5. Extensions and Related Topics
5.1 Series Involving Trigonometric Functions
- (\displaystyle\sum_{n=1}^{\infty}\sin!\left(\frac{1}{n}\right)): Since (\sin x \sim x) for small (x), the terms behave like (\frac{1}{n}). The series diverges by comparison with the harmonic series.
- (\displaystyle\sum_{n=1}^{\infty}\frac{\cos n}{n^{2}}): Here the cosine factor oscillates, but the (\frac{1}{n^{2}}) factor guarantees absolute convergence (p‑series with (p=2)).
5.2 Power Series Around (x=0)
The Maclaurin series for (\cos x) is
[ \cos x = \sum_{k=0}^{\infty}\frac{(-1)^k x^{2k}}{(2k)!}. ]
If one substitutes (x=\frac{1}{n}) and sums over (n), the resulting double series can be rearranged (using Fubini’s theorem) to reveal connections with the Riemann zeta function.
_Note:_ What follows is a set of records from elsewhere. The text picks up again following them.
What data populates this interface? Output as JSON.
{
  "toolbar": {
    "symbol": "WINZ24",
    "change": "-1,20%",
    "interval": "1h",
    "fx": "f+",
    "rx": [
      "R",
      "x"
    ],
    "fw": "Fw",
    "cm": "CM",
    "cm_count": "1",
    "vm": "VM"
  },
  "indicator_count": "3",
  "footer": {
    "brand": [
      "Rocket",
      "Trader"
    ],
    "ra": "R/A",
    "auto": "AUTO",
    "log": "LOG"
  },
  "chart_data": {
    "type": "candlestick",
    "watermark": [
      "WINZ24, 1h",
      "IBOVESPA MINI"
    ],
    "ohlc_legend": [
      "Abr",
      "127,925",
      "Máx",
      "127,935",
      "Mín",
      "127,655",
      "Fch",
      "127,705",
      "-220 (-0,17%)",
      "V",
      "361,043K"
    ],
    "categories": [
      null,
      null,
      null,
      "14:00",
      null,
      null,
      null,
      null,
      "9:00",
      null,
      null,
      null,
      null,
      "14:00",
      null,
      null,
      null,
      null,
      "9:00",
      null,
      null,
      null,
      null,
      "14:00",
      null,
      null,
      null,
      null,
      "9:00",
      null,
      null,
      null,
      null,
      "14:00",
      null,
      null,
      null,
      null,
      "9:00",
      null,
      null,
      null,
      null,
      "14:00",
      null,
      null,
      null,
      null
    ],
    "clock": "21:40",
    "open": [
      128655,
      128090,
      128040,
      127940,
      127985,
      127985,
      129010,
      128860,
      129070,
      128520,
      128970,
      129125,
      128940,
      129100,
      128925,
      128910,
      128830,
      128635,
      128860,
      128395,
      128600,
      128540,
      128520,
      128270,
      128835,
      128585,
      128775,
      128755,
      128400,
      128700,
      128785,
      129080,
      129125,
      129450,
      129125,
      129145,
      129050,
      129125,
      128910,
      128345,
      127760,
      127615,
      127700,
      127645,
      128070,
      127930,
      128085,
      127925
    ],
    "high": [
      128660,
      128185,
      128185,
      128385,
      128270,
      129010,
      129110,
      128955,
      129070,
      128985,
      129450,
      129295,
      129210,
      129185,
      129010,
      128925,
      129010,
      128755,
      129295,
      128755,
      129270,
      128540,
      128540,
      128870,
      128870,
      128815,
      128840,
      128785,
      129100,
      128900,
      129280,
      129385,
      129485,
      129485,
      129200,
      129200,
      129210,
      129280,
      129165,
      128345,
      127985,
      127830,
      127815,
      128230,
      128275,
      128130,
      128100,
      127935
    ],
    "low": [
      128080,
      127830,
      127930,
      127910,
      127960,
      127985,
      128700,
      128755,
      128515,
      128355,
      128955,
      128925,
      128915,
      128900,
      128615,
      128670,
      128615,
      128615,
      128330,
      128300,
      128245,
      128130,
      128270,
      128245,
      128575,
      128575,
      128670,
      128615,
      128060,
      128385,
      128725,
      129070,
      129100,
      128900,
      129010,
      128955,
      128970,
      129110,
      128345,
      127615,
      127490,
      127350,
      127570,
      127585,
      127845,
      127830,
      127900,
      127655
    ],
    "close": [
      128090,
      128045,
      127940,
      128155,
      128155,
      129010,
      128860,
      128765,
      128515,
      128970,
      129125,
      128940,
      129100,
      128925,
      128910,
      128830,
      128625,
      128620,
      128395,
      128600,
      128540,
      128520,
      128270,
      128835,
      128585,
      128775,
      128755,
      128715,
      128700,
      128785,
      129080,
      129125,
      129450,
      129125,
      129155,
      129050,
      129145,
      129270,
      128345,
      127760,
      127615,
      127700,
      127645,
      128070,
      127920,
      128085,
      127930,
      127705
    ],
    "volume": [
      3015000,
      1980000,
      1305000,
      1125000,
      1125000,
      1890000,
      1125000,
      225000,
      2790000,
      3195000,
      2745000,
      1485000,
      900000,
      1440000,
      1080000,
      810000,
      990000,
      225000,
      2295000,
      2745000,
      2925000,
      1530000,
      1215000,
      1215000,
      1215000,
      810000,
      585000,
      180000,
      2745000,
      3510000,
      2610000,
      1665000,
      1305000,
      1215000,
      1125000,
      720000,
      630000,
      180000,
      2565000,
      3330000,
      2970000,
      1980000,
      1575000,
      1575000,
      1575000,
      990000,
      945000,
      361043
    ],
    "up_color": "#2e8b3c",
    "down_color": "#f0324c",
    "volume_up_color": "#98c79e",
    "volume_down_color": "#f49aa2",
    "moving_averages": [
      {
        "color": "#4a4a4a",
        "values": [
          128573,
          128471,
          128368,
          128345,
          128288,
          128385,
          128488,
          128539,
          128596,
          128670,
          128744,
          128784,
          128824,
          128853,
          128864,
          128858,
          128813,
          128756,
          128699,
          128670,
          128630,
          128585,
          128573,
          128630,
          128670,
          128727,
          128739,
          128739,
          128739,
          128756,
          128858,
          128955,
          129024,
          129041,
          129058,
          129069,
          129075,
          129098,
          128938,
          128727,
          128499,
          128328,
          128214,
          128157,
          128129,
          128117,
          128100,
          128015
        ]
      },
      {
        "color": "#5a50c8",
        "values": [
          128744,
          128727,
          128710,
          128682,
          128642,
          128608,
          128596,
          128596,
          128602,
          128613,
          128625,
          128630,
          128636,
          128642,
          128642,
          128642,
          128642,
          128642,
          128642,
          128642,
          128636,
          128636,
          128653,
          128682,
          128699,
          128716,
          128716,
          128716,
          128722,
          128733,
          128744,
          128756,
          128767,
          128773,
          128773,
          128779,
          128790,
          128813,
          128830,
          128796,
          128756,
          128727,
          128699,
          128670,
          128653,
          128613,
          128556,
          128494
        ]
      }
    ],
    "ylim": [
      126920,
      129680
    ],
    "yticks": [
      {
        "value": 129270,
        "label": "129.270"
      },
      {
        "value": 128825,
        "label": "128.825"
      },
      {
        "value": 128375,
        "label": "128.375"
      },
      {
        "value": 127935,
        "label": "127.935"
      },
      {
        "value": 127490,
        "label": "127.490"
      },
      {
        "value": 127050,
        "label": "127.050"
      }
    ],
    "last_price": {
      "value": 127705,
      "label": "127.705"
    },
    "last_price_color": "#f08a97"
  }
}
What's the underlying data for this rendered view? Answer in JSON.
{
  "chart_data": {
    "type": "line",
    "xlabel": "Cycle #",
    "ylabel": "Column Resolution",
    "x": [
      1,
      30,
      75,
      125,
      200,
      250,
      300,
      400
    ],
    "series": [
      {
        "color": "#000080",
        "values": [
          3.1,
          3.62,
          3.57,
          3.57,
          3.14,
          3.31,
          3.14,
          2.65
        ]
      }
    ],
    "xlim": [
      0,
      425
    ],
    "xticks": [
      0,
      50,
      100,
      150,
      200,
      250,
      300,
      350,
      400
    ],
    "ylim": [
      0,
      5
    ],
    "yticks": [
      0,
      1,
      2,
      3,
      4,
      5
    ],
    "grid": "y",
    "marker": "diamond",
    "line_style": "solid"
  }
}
This is an advanced topic that showcases how even simple-looking series can link to deep areas of analysis Most people skip this — try not to..
5.3 Cesàro Summation
Although (\sum\cos!\left(\frac{1}{n}\right)) diverges in the ordinary sense, its Cesàro mean (average of partial sums) also diverges because the partial sums grow roughly linearly with (n). Hence, even generalized summation methods do not rescue convergence here Turns out it matters..
6. Conclusion
The series
[ \sum_{n=1}^{\infty}\cos!\left(\frac{1}{n}\right) ]
diverges. The decisive argument comes from the nth‑term test: the terms tend to 1, not to 0, violating a fundamental requirement for convergence. Additional perspectives—comparison with a constant series, limit comparison with (\sum 1), and intuitive reasoning about adding numbers close to 1—reinforce the same conclusion That's the whole idea..
Understanding why this series diverges deepens intuition about the delicate balance between term size and infinite summation. It also highlights the power of elementary convergence tests, which, when applied correctly, can resolve seemingly ambiguous infinite series in a matter of seconds.